While looking through some of my early writing, trying to find something for Memoir Monday, I found this short piece that I thought you might like. I have many more about this topic I could share, if there is enough interest.
Smart, Smarting, Smarter
A few years ago, with a need to fill a void left by the passing of my life partner, I stepped out of my comfort zone and joined the game of online dating. It’s an addictive pastime that brings with it the desperate urge to turn on the computer to check e-mail messages the minute you walk through the door, no matter how tired you are or how stressful a day it’s been.
On one such day, a month or so after my initiation, I received a message from “Wayne”, in Sarnia. I lived in Kingston at the time, a four or five-hour drive away. The geographical distance between us gave me a moment’s hesitation, but being a curious sort who’d rather not close a door without first investigating what’s behind it, I responded. He asked me to add him to my messaging contact list, and I obliged. From then on, every time I logged onto my computer, there was Wayne, looking for me! If I wasn’t online, he sent me e-mail. For a full week, fingers flew across the keyboards several times a day in an exchange of lengthy chats and e-mails. Excitement began to build. We compared all of our likes and dislikes, our visions and desires for a future relationship, our personal values. I wasn’t ready to throw caution to the wind just yet, but if he was being truthful, there seemed to be emerging a strong foundation for further development. He revealed that he’d been married twice before and shared his story of how both wives had taken advantage of his generous nature. I sympathized with him, but also recognized a possible red flag. He was quick to dismiss my concerns about the geographical distance between us. Distance could be overcome and worth the effort if it meant finding your soul mate; we could meet in Toronto since he was there twice a month on business; he could meet me at the bus station if I didn’t want to drive. By the end of the week Wayne was certain that he was ready to meet me, and the sooner the better it seemed. I was convinced to give it a try. We talked about possible dates.
Then the penny dropped.
Wayne’s profile included a picture; mine did not. Although I’ve been told that I’m an attractive woman, I’m not very photogenic. I had already discovered that sharing my not-very-flattering images too early could bring the “dating” to an abrupt end. However, Wayne kept urging me to send him a picture, since I knew what he looked like while he had only my written description. I finally gave in. Not happy with any photos in my file, I chose one randomly, attached it to an e-mail, and hit SEND. Almost immediately I had a stinging response.

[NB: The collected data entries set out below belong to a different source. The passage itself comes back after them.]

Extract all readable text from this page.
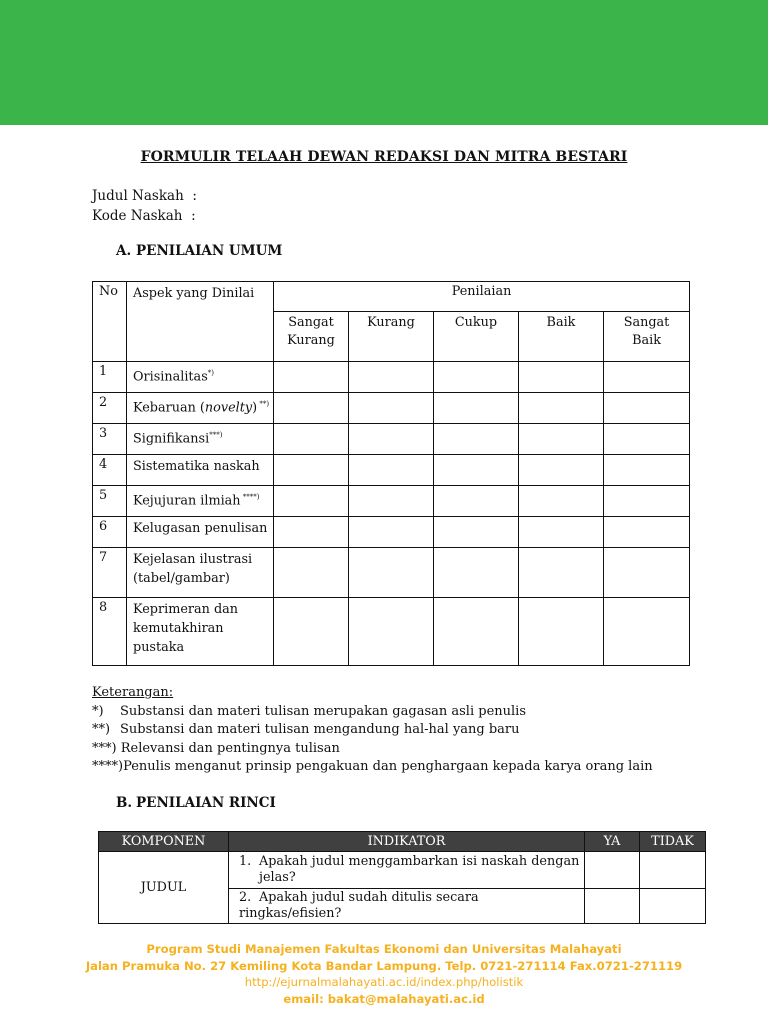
FORMULIR TELAAH DEWAN REDAKSI DAN MITRA BESTARI
Judul Naskah  :
Kode Naskah  :
A. PENILAIAN UMUM
No	Aspek yang Dinilai	Penilaian				
		Sangat Kurang	Kurang	Cukup	Baik	Sangat Baik
1	Orisinalitas*)					
2	Kebaruan (novelty) **)					
3	Signifikansi***)					
4	Sistematika naskah					
5	Kejujuran ilmiah ****)					
6	Kelugasan penulisan					
7	Kejelasan ilustrasi (tabel/gambar)					
8	Keprimeran dan kemutakhiran pustaka					
Keterangan:
*) Substansi dan materi tulisan merupakan gagasan asli penulis
**) Substansi dan materi tulisan mengandung hal-hal yang baru
***) Relevansi dan pentingnya tulisan
****)Penulis menganut prinsip pengakuan dan penghargaan kepada karya orang lain
B. PENILAIAN RINCI
KOMPONEN	INDIKATOR	YA	TIDAK
JUDUL	1. Apakah judul menggambarkan isi naskah dengan
jelas?		

	2. Apakah judul sudah ditulis secara ringkas/efisien?		
Program Studi Manajemen Fakultas Ekonomi dan Universitas Malahayati
Jalan Pramuka No. 27 Kemiling Kota Bandar Lampung. Telp. 0721-271114 Fax.0721-271119
http://ejurnalmalahayati.ac.id/index.php/holistik
email: bakat@malahayati.ac.id
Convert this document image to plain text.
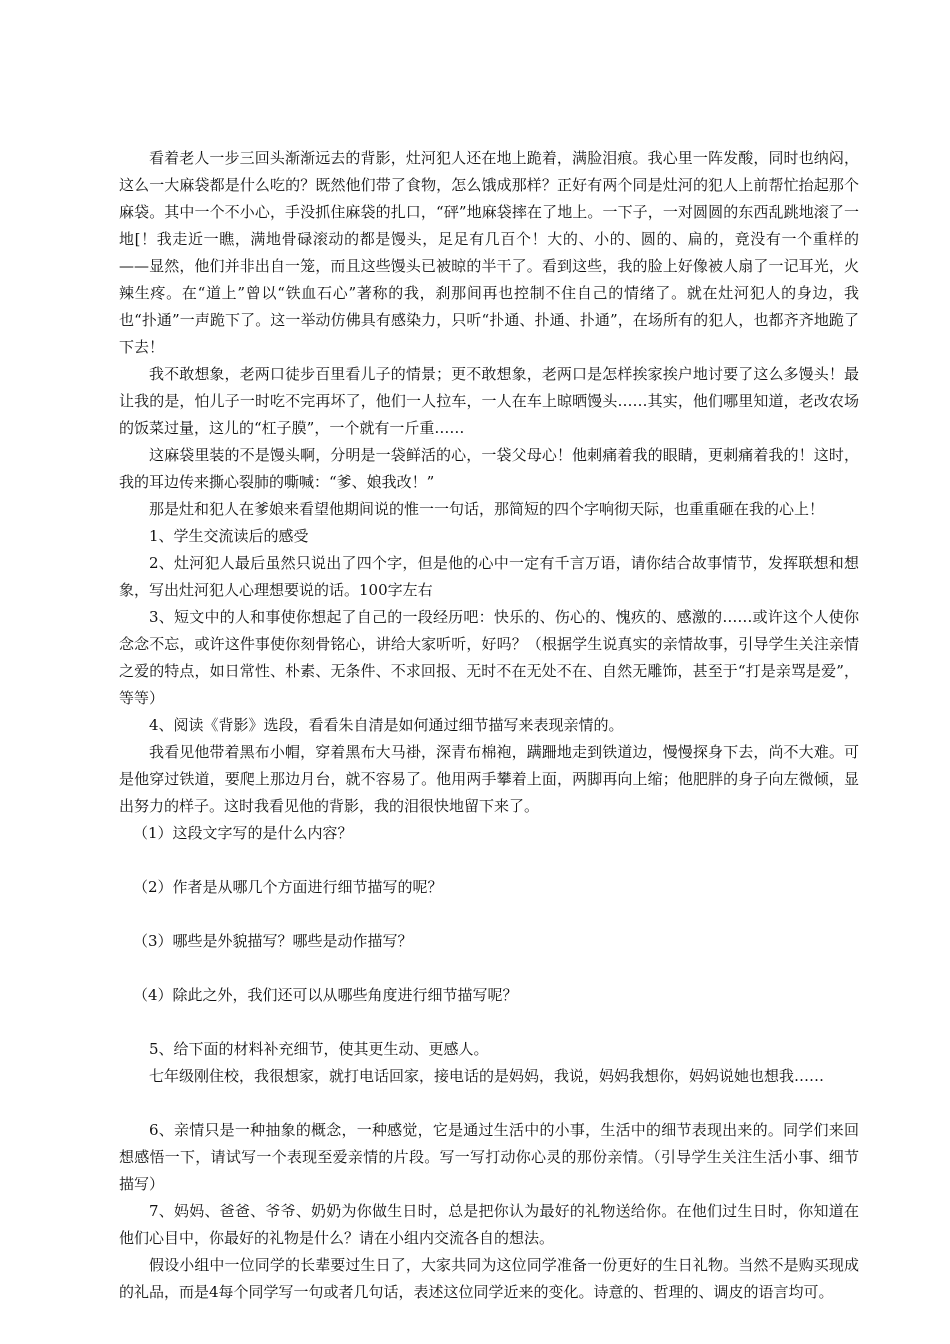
看着老人一步三回头渐渐远去的背影，灶河犯人还在地上跪着，满脸泪痕。我心里一阵发酸，同时也纳闷，这么一大麻袋都是什么吃的？既然他们带了食物，怎么饿成那样？正好有两个同是灶河的犯人上前帮忙抬起那个麻袋。其中一个不小心，手没抓住麻袋的扎口，“砰”地麻袋摔在了地上。一下子，一对圆圆的东西乱跳地滚了一地[！我走近一瞧，满地骨碌滚动的都是馒头，足足有几百个！大的、小的、圆的、扁的，竟没有一个重样的——显然，他们并非出自一笼，而且这些馒头已被晾的半干了。看到这些，我的脸上好像被人扇了一记耳光，火辣生疼。在“道上”曾以“铁血石心”著称的我，刹那间再也控制不住自己的情绪了。就在灶河犯人的身边，我也“扑通”一声跪下了。这一举动仿佛具有感染力，只听“扑通、扑通、扑通”，在场所有的犯人，也都齐齐地跪了下去！

我不敢想象，老两口徒步百里看儿子的情景；更不敢想象，老两口是怎样挨家挨户地讨要了这么多馒头！最让我的是，怕儿子一时吃不完再坏了，他们一人拉车，一人在车上晾晒馒头……其实，他们哪里知道，老改农场的饭菜过量，这儿的“杠子膜”，一个就有一斤重……

这麻袋里装的不是馒头啊，分明是一袋鲜活的心，一袋父母心！他刺痛着我的眼睛，更刺痛着我的！这时，我的耳边传来撕心裂肺的嘶喊：“爹、娘我改！”

那是灶和犯人在爹娘来看望他期间说的惟一一句话，那简短的四个字响彻天际，也重重砸在我的心上！

1、学生交流读后的感受

2、灶河犯人最后虽然只说出了四个字，但是他的心中一定有千言万语，请你结合故事情节，发挥联想和想象，写出灶河犯人心理想要说的话。100字左右

3、短文中的人和事使你想起了自己的一段经历吧：快乐的、伤心的、愧疚的、感激的……或许这个人使你念念不忘，或许这件事使你刻骨铭心，讲给大家听听，好吗？（根据学生说真实的亲情故事，引导学生关注亲情之爱的特点，如日常性、朴素、无条件、不求回报、无时不在无处不在、自然无雕饰，甚至于“打是亲骂是爱”，等等）

4、阅读《背影》选段，看看朱自清是如何通过细节描写来表现亲情的。

我看见他带着黑布小帽，穿着黑布大马褂，深青布棉袍，蹒跚地走到铁道边，慢慢探身下去，尚不大难。可是他穿过铁道，要爬上那边月台，就不容易了。他用两手攀着上面，两脚再向上缩；他肥胖的身子向左微倾，显出努力的样子。这时我看见他的背影，我的泪很快地留下来了。

（1）这段文字写的是什么内容？

（2）作者是从哪几个方面进行细节描写的呢？

（3）哪些是外貌描写？哪些是动作描写？

（4）除此之外，我们还可以从哪些角度进行细节描写呢？

5、给下面的材料补充细节，使其更生动、更感人。

七年级刚住校，我很想家，就打电话回家，接电话的是妈妈，我说，妈妈我想你，妈妈说她也想我……

6、亲情只是一种抽象的概念，一种感觉，它是通过生活中的小事，生活中的细节表现出来的。同学们来回想感悟一下，请试写一个表现至爱亲情的片段。写一写打动你心灵的那份亲情。（引导学生关注生活小事、细节描写）

7、妈妈、爸爸、爷爷、奶奶为你做生日时，总是把你认为最好的礼物送给你。在他们过生日时，你知道在他们心目中，你最好的礼物是什么？请在小组内交流各自的想法。

假设小组中一位同学的长辈要过生日了，大家共同为这位同学准备一份更好的生日礼物。当然不是购买现成的礼品，而是4每个同学写一句或者几句话，表述这位同学近来的变化。诗意的、哲理的、调皮的语言均可。
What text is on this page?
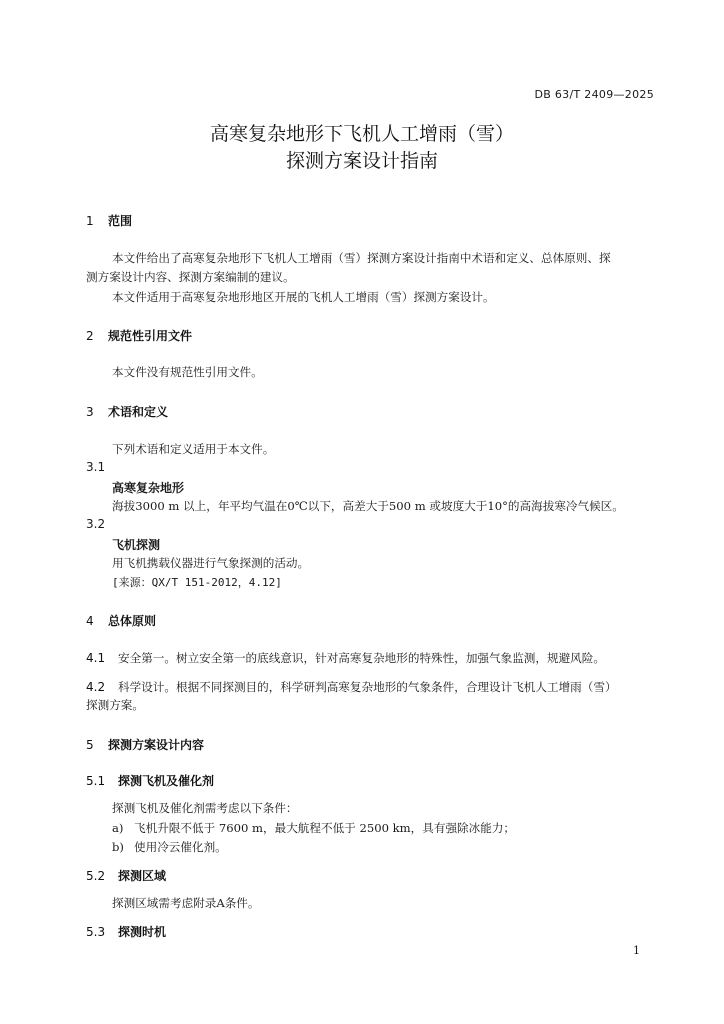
DB 63/T 2409—2025
高寒复杂地形下飞机人工增雨（雪）
探测方案设计指南
1 范围
本文件给出了高寒复杂地形下飞机人工增雨（雪）探测方案设计指南中术语和定义、总体原则、探
测方案设计内容、探测方案编制的建议。
本文件适用于高寒复杂地形地区开展的飞机人工增雨（雪）探测方案设计。
2 规范性引用文件
本文件没有规范性引用文件。
3 术语和定义
下列术语和定义适用于本文件。
3.1
高寒复杂地形
海拔3000 m 以上，年平均气温在0℃以下，高差大于500 m 或坡度大于10°的高海拔寒冷气候区。
3.2
飞机探测
用飞机携载仪器进行气象探测的活动。
[来源：QX/T 151-2012，4.12]
4 总体原则
4.1 安全第一。树立安全第一的底线意识，针对高寒复杂地形的特殊性，加强气象监测，规避风险。
4.2 科学设计。根据不同探测目的，科学研判高寒复杂地形的气象条件，合理设计飞机人工增雨（雪）
探测方案。
5 探测方案设计内容
5.1 探测飞机及催化剂
探测飞机及催化剂需考虑以下条件：
a) 飞机升限不低于 7600 m，最大航程不低于 2500 km，具有强除冰能力；
b) 使用冷云催化剂。
5.2 探测区域
探测区域需考虑附录A条件。
5.3 探测时机
1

“Thanks for the picture. Unfortunately it didn’t give me that I want to meet her kind of feeling. Good luck in your search”.
This ouch would have sent me spiraling into depression and self-doubt a few months ago, but now, after shaking off the shock, I chuckled to myself and added him to my growing list of “jerks”. If I’d judged him solely on his photo, I never would have responded to his first message.
I was finally beginning to see how fickle some men could be. Obviously I was better off without this one and I was thankful that I hadn’t wasted a trip to Toronto.